The regression is gone. The TypeBox scenario jumped from 82% to 92%. The file upload scenario went from 85% to 94%. Overall average moved from 89% to 94%.

One stubborn gap remains: Structured logging in routes/hooks is still scoring 0/10 even after the fixes. That's for the next iteration.

Step 2g (optional): Validate across models

Next came the step where Claude tested the evals across multiple models using the following commands:

tessl eval run . --agent=claude:claude-haiku-4-5
tessl eval run . --agent=claude:claude-sonnet-4-6
tessl eval run . --agent=claude:claude-opus-4-6

If Haiku struggles on specific criteria, Claude Code will tell you, and the fix is usually simpler, more explicit phrasing rather than restructuring the whole skill.

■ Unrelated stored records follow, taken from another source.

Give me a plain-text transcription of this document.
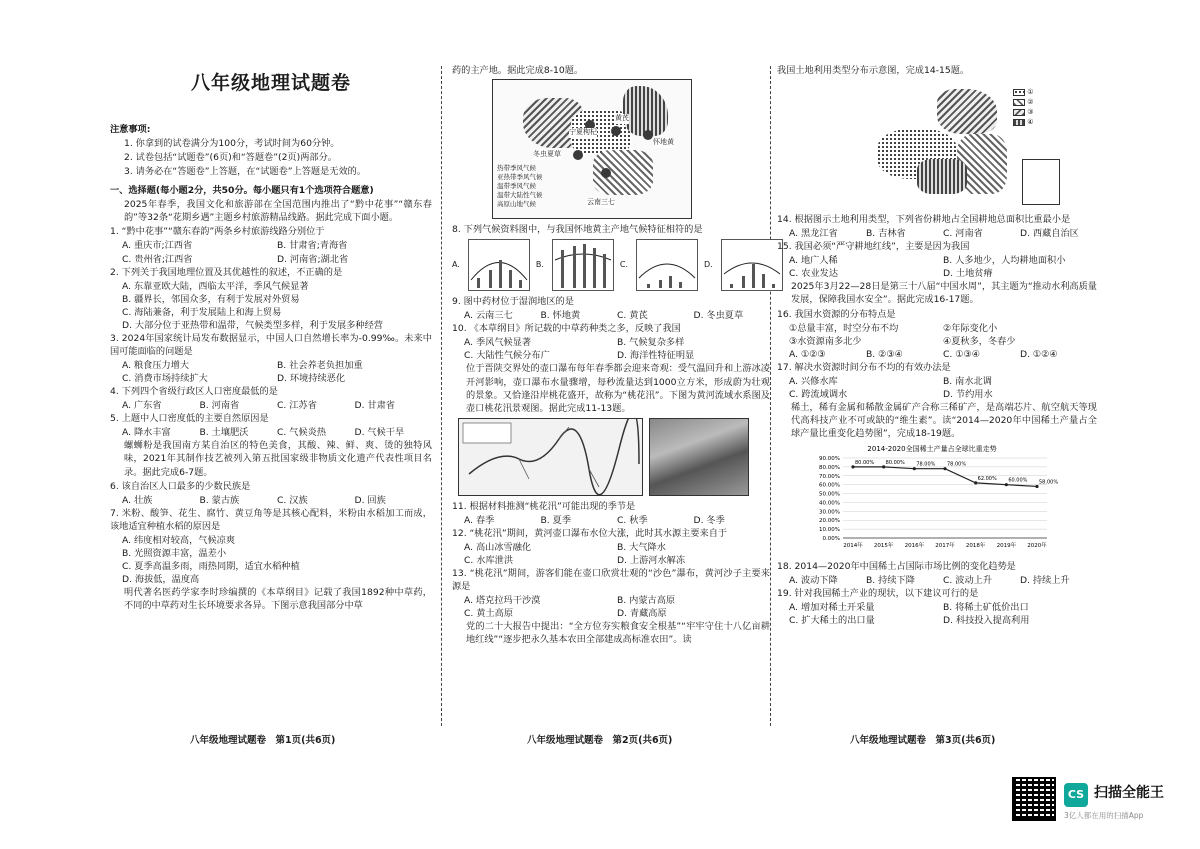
八年级地理试题卷
注意事项:
1. 你拿到的试卷满分为100分，考试时间为60分钟。
2. 试卷包括“试题卷”(6页)和“答题卷”(2页)两部分。
3. 请务必在“答题卷”上答题，在“试题卷”上答题是无效的。
一、选择题(每小题2分，共50分。每小题只有1个选项符合题意)
2025年春季，我国文化和旅游部在全国范围内推出了“黔中花事”“赣东春韵”等32条“花期乡遇”主题乡村旅游精品线路。据此完成下面小题。
1. “黔中花事”“赣东春韵”两条乡村旅游线路分别位于
A. 重庆市;江西省	B. 甘肃省;青海省
C. 贵州省;江西省	D. 河南省;湖北省
2. 下列关于我国地理位置及其优越性的叙述，不正确的是
A. 东靠亚欧大陆，西临太平洋，季风气候显著
B. 疆界长，邻国众多，有利于发展对外贸易
C. 海陆兼备，利于发展陆上和海上贸易
D. 大部分位于亚热带和温带，气候类型多样，利于发展多种经营
3. 2024年国家统计局发布数据显示，中国人口自然增长率为-0.99‰。未来中国可能面临的问题是
A. 粮食压力增大	B. 社会养老负担加重
C. 消费市场持续扩大	D. 环境持续恶化
4. 下列四个省级行政区人口密度最低的是
A. 广东省	B. 河南省	C. 江苏省	D. 甘肃省
5. 上题中人口密度低的主要自然原因是
A. 降水丰富	B. 土壤肥沃	C. 气候炎热	D. 气候干旱
螺蛳粉是我国南方某自治区的特色美食，其酸、辣、鲜、爽、烫的独特风味，2021年其制作技艺被列入第五批国家级非物质文化遗产代表性项目名录。据此完成6-7题。
6. 该自治区人口最多的少数民族是
A. 壮族	B. 蒙古族	C. 汉族	D. 回族
7. 米粉、酸笋、花生、腐竹、黄豆角等是其核心配料，米粉由水稻加工而成，该地适宜种植水稻的原因是
A. 纬度相对较高，气候凉爽
B. 光照资源丰富，温差小
C. 夏季高温多雨，雨热同期，适宜水稻种植
D. 海拔低，温度高
明代著名医药学家李时珍编撰的《本草纲目》记载了我国1892种中草药，不同的中草药对生长环境要求各异。下图示意我国部分中草
八年级地理试题卷　第1页(共6页)
药的主产地。据此完成8-10题。
宁夏枸杞
黄芪
怀地黄
云南三七
冬虫夏草
热带季风气候
亚热带季风气候
温带季风气候
温带大陆性气候
高原山地气候
8. 下列气候资料图中，与我国怀地黄主产地气候特征相符的是
A.	B.	C.	D.
9. 图中药材位于湿润地区的是
A. 云南三七	B. 怀地黄	C. 黄芪	D. 冬虫夏草
10. 《本草纲目》所记载的中草药种类之多，反映了我国
A. 季风气候显著	B. 气候复杂多样
C. 大陆性气候分布广	D. 海洋性特征明显
位于晋陕交界处的壶口瀑布每年春季都会迎来奇观：受气温回升和上游冰凌开河影响，壶口瀑布水量骤增，每秒流量达到1000立方米，形成蔚为壮观的景象。又恰逢沿岸桃花盛开，故称为“桃花汛”。下图为黄河流域水系图及壶口桃花汛景观图。据此完成11-13题。
11. 根据材料推测“桃花汛”可能出现的季节是
A. 春季	B. 夏季	C. 秋季	D. 冬季
12. “桃花汛”期间，黄河壶口瀑布水位大涨，此时其水源主要来自于
A. 高山冰雪融化	B. 大气降水
C. 水库泄洪	D. 上游河水解冻
13. “桃花汛”期间，游客们能在壶口欣赏壮观的“沙色”瀑布，黄河沙子主要来源是
A. 塔克拉玛干沙漠	B. 内蒙古高原
C. 黄土高原	D. 青藏高原
党的二十大报告中提出：“全方位夯实粮食安全根基”“牢牢守住十八亿亩耕地红线”“逐步把永久基本农田全部建成高标准农田”。读
八年级地理试题卷　第2页(共6页)
我国土地利用类型分布示意图，完成14-15题。
①
②
③
④
14. 根据图示土地利用类型，下列省份耕地占全国耕地总面积比重最小是
A. 黑龙江省	B. 吉林省	C. 河南省	D. 西藏自治区
15. 我国必须“严守耕地红线”，主要是因为我国
A. 地广人稀	B. 人多地少，人均耕地面积小
C. 农业发达	D. 土地贫瘠
2025年3月22—28日是第三十八届“中国水周”，其主题为“推动水利高质量发展，保障我国水安全”。据此完成16-17题。
16. 我国水资源的分布特点是
①总量丰富，时空分布不均	②年际变化小
③水资源南多北少	④夏秋多，冬春少
A. ①②③	B. ②③④	C. ①③④	D. ①②④
17. 解决水资源时间分布不均的有效办法是
A. 兴修水库	B. 南水北调
C. 跨流域调水	D. 节约用水
稀土，稀有金属和稀散金属矿产合称三稀矿产，是高端芯片、航空航天等现代高科技产业不可或缺的“维生素”。读“2014—2020年中国稀土产量占全球产量比重变化趋势图”，完成18-19题。
2014-2020全国稀土产量占全球比重走势
90.00%
80.00%
70.00%
60.00%
50.00%
40.00%
30.00%
20.00%
10.00%
0.00%
2014年 2015年 2016年 2017年 2018年 2019年 2020年
80.00% 80.00% 78.00% 78.00%
62.00% 60.00% 58.00%
18. 2014—2020年中国稀土占国际市场比例的变化趋势是
A. 波动下降	B. 持续下降	C. 波动上升	D. 持续上升
19. 针对我国稀土产业的现状，以下建议可行的是
A. 增加对稀土开采量	B. 将稀土矿低价出口
C. 扩大稀土的出口量	D. 科技投入提高利用
八年级地理试题卷　第3页(共6页)
CS 扫描全能王
3亿人都在用的扫描App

Once all three models score well:

tessl skill publish ./skills/fastify

Summary: when to reach for each skill

You want to...Use this skill
Run a full skill optimize end-to-endoptimize-skill-performance-and-instructions
Generate scenarios + first baseline runsetup-skill-performance
You have eval results, want to fix and re-runoptimize-skill-performance
Quickly audit SKILL.md quality (no evals)optimize-skill-instructions
Validate the skill works on Haiku/Sonnet/Opuscompare-skill-model-performance

The fastify-best-practices skill scored a perfect 100% on static review, well-structured description, good trigger terms, clean layout. And it still had a regression in production.

That's the gap skill-optimizer closes. Static review tells you the instructions are well-formed. Evals tell you whether the agent actually follows them. For the production config scenario, the skill took the agent from 41% to 100%, things like env-schema, close-with-grace, and @fastify/under-pressure that the agent simply doesn't reach for without explicit guidance. That gap is impossible to identify without measurement.

For anyone publishing skills to the Tessl registry, running this before you publish is the difference between shipping something that works and shipping something you hope works.